Step 2 lift your heels
It doesn't matter if you don't have time to keep exercising. Doing some simple tricks can also achieve a good slimming effect. Hold the wall with your hands, stand on tiptoe, fly with your heels, then squat down, keep your back straight, stand on tiptoe with your feet, and pay attention to breathing.

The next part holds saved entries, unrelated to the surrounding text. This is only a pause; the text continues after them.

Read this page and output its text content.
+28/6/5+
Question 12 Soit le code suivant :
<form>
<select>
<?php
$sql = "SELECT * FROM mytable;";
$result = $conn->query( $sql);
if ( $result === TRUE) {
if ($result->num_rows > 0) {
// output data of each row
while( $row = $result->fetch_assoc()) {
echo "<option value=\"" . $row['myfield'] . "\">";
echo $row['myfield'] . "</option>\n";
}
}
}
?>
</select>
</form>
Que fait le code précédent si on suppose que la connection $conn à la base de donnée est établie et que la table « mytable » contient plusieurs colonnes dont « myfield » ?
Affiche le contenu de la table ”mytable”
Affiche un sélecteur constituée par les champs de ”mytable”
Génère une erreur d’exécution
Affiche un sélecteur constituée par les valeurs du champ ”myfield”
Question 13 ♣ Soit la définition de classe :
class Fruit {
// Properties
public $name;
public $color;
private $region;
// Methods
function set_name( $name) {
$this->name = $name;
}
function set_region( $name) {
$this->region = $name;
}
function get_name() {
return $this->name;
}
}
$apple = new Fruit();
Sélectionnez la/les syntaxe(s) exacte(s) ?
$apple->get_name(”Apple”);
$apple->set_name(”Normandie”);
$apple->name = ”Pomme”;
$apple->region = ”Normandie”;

Repeat the action 10 times or so and practice every day.
3. Raise your legs.
Keep lifting your legs 15-20 minutes every day to relax your legs. The higher your legs are, the better. It is best to keep an angle of 90 degrees at a time, and you can accelerate or lift your legs at a constant speed.
On tiptoe
You can start 100 times half an hour after dinner. Don't think it's as simple as walking on tiptoe. You should have a fixed rhythm and moderate speed. Stand on tiptoe and don't put it down at once. Keep a good toe posture, keep your knees straight, keep your toes straight 1 min, and then slowly put them down. Remember to massage the leg meat when you are finished, otherwise it will tighten into muscles.
Step 5 stretch
Do more leg press exercises, the main purpose is to stretch the leg muscles. Every time I press my leg, it will be numb and sour. Remember to massage the legs to soften the muscles and prevent the calf meat from becoming muscle legs.